It still hurt to hear it though. His tongue was dry in his mouth. Unsure how to follow that up, he stayed quiet until Thanatos threw him a bone. He was still that generous, at least.
“Hermes said you had something important to tell me—something that might help people.”
“Yeah.” Lach stared down at his pizza, greasy glory and all, and realized he didn’t want to eat it. He pushed his plate toward the middle of the table and leaned forward on his elbows. “Nothing’s growing.”
“Persephone comes back in springtime, and Demeter makes sure the plants grow so humans don’t starve. That’s the deal.”
Lach cocked a brow. Humans starved all the time, all over the place. But he supposed that wasn’t Demeter’s fault. Humans were perfectly capable of hurting themselves. There was plenty of food to go around, but some places had too much and wasted it, and others didn’t have near enough.
“I don’t know what to tell you. Maybe she’s not as happy to see her daughter as she used to be. But she’s throwing some kind of fit, and if nothing starts growing, in a few months, people are going to start dying.”
“And you’ve got some way to make crops grow?” Thanatos asked.
Admittedly, Lach wasn’t known for his agricultural prowess.
Lach ran his tongue along the edge of his teeth, leaned back, and shrugged. “Not exactly.
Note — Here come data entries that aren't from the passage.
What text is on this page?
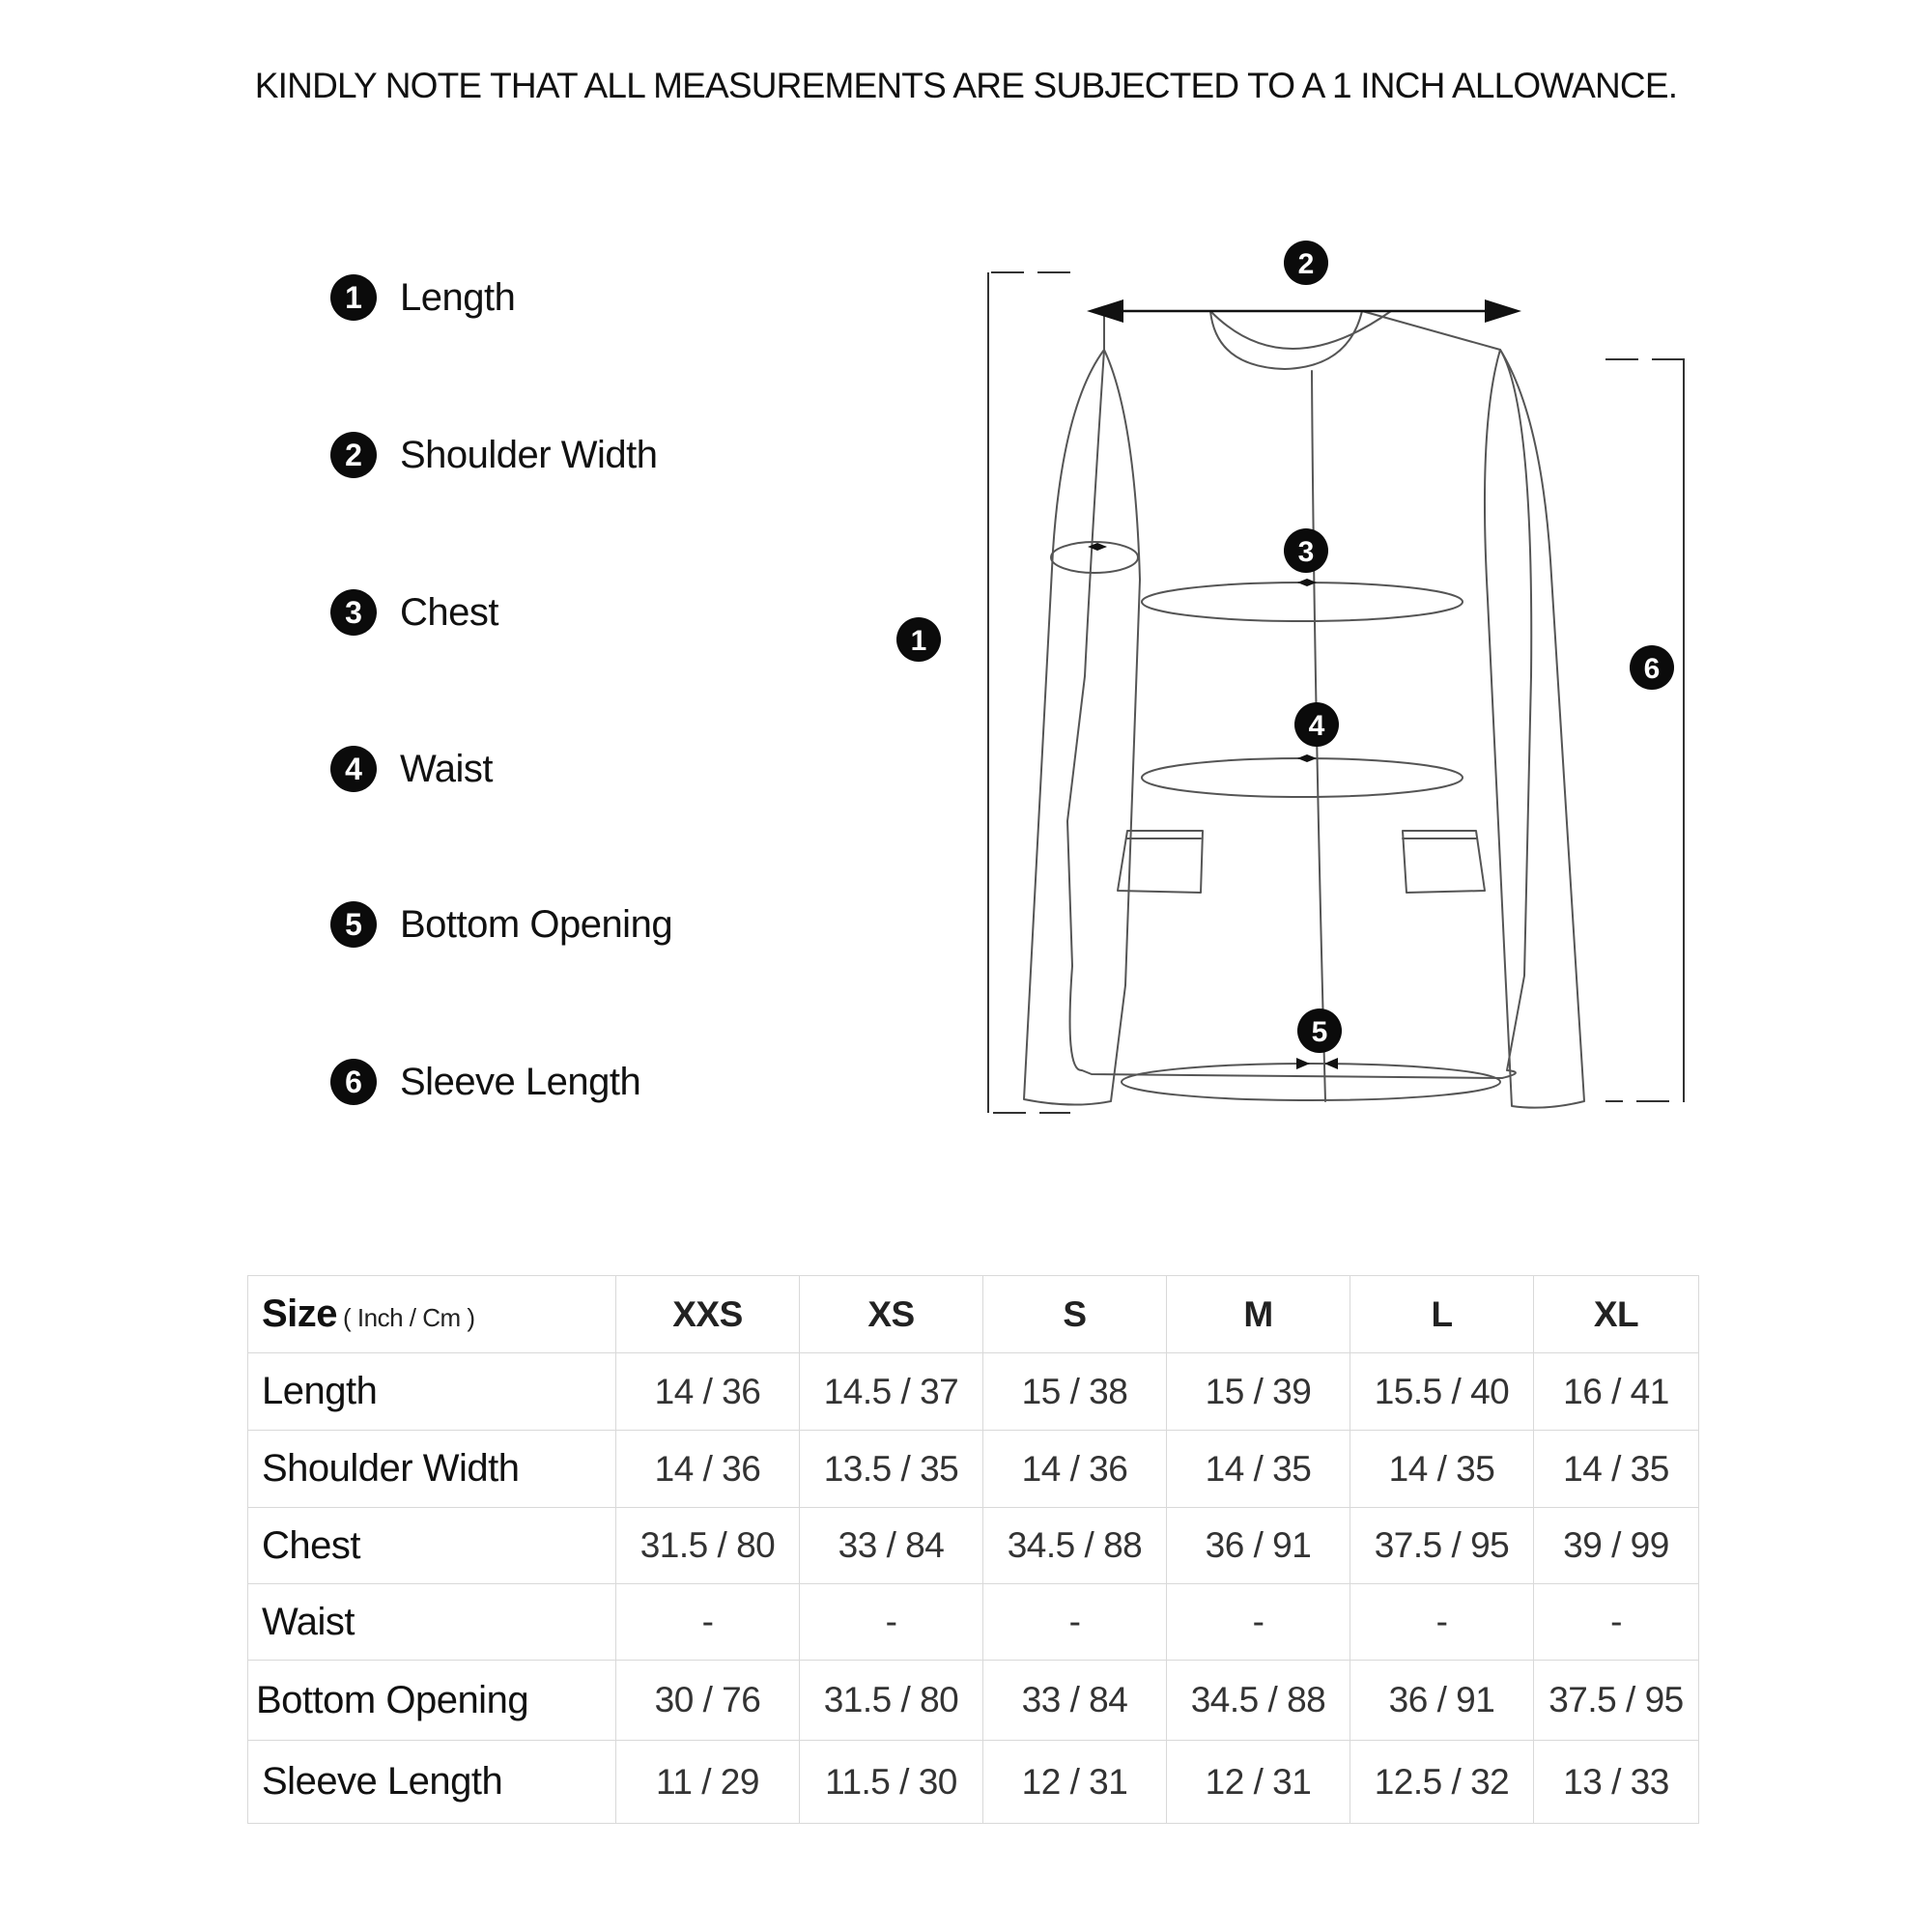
KINDLY NOTE THAT ALL MEASUREMENTS ARE SUBJECTED TO A 1 INCH ALLOWANCE.
1 Length
2 Shoulder Width
3 Chest
4 Waist
5 Bottom Opening
6 Sleeve Length
1
2
3
4
5
6
Size ( Inch / Cm )	XXS	XS	S	M	L	XL
Length	14 / 36	14.5 / 37	15 / 38	15 / 39	15.5 / 40	16 / 41
Shoulder Width	14 / 36	13.5 / 35	14 / 36	14 / 35	14 / 35	14 / 35
Chest	31.5 / 80	33 / 84	34.5 / 88	36 / 91	37.5 / 95	39 / 99
Waist	-	-	-	-	-	-
Bottom Opening	30 / 76	31.5 / 80	33 / 84	34.5 / 88	36 / 91	37.5 / 95
Sleeve Length	11 / 29	11.5 / 30	12 / 31	12 / 31	12.5 / 32	13 / 33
Gaia said we need Cronus’s scythe. With his power, Demeter’s mood swings wouldn’t matter.”
“Still working for Gaia, huh?” Thanatos asked. He leaned away from his untouched pizza too. “Nice to know there are some relationships you can stand to keep forever.”
Lach flinched. Frankly, maintaining a relationship with Gaia was easy; she didn’t care about him. She’d speak to him, sometimes every few months, sometimes with decades between meetings, and request something. After that, it was a simple exchange. She’d give him riches, and Lach would run her errands. It was always weird to have a goddess suddenly speaking into his head, but he’d adapted. There was something freeing about it, like she wasn’treallythere so he couldn’treallylet her down. Not once in three thousand years had she asked him how his day was going.
“Well, yeah. There’s the one,” Lach said, forcing a grin like it was a joke. Thanatos didn’t smile.
“I still don’t see what this has to do with me. Why didn’t you ask Hermes?”
“He’s on the lam.”
Thanatos cocked his brow. “Didn’t stop you from sending him to me.”
“And he doesn’t know the underworld as well as you. Trust me”—fat chance—“I asked. He said he didn’t know where Hades kept Cronus. You weren’t my first choice.”
Well, Lach had always been a liar; why stop now? When Gaia had tapped him for this, his first thought was that he could twist it into an excuse to see Thanatos. It was an absurd notion, sure to end in nothing but heartache, but it was the first time in millennia that Lach had a reason to reach out to the underworld.
Thanatos scoffed. “You always were a flatterer.”
“You wanted me to call you first?” Lach asked. The hardness in Thanatos’s gaze made him straighten in his seat.
“No.”
Lach smirked. “Didn’t think so.”
In centuries past, he’d stood in the middle of graveyards when he docked in port towns. As the years ticked by, the gods’ powers lessened. Once, they could travel anywhere with a thought. In time, they were relegated to their own domains. But Lach had called to Thanatos in a graveyard before, and he’d come at once. Every time Lach had lingered in one since, he’d thought about uttering his name, wondering if he would come or not—if he already knew Lach was there, thinking about him. But he’d never summoned the courage to call. Now, he had an excuse. He doubted Thanatos would come for him, but for the good of humanity, Lach had hoped he would show up.
Hell, even that day, even with a ready excuse, he’d thought Thanatos might not come. Lach had sat at the counter in Hysteria for hours, until he was drunk. Cleo brought him water and enough time passed that, by the time that he left, dejected, he was sober again.
The thrill he’d felt when he’d stepped outside and seen Thanatos had gotten the better of him. Sitting in that pizza booth, it was clear he’d messed this up from the start.
“So, will you help me get to Cronus and back out again?” Lach asked.
At that, Thanatos laughed out loud. It was booming, filling the small parlor until most eyes turned toward them. “Not a chance.”
Lach blinked. “Sorry?”
“Demeter’s throwing a shit fit, and your first option is to go see a murderous titan who ate his own kids? No. That’s crazy. He’d kill you sooner than help you. Gaia’s out of touch.”
Thanatos slid out of his seat. Self-composed, he straightened his jacket and buttoned the front. The suit he wore looked like it cost more than Lach’s whole wardrobe; grunge chic wasn’t a thing. The last time Lach had seen him, his clothes had hung in loose folds. They’d always been nicer than Lach’s, but now, they were staunch and fashionable. Lach missed the tunics he could slip his hands inside and that easy smile Thanatos had saved just for him.
Flustered, it took Lach a moment to realize Thanatos was leaving.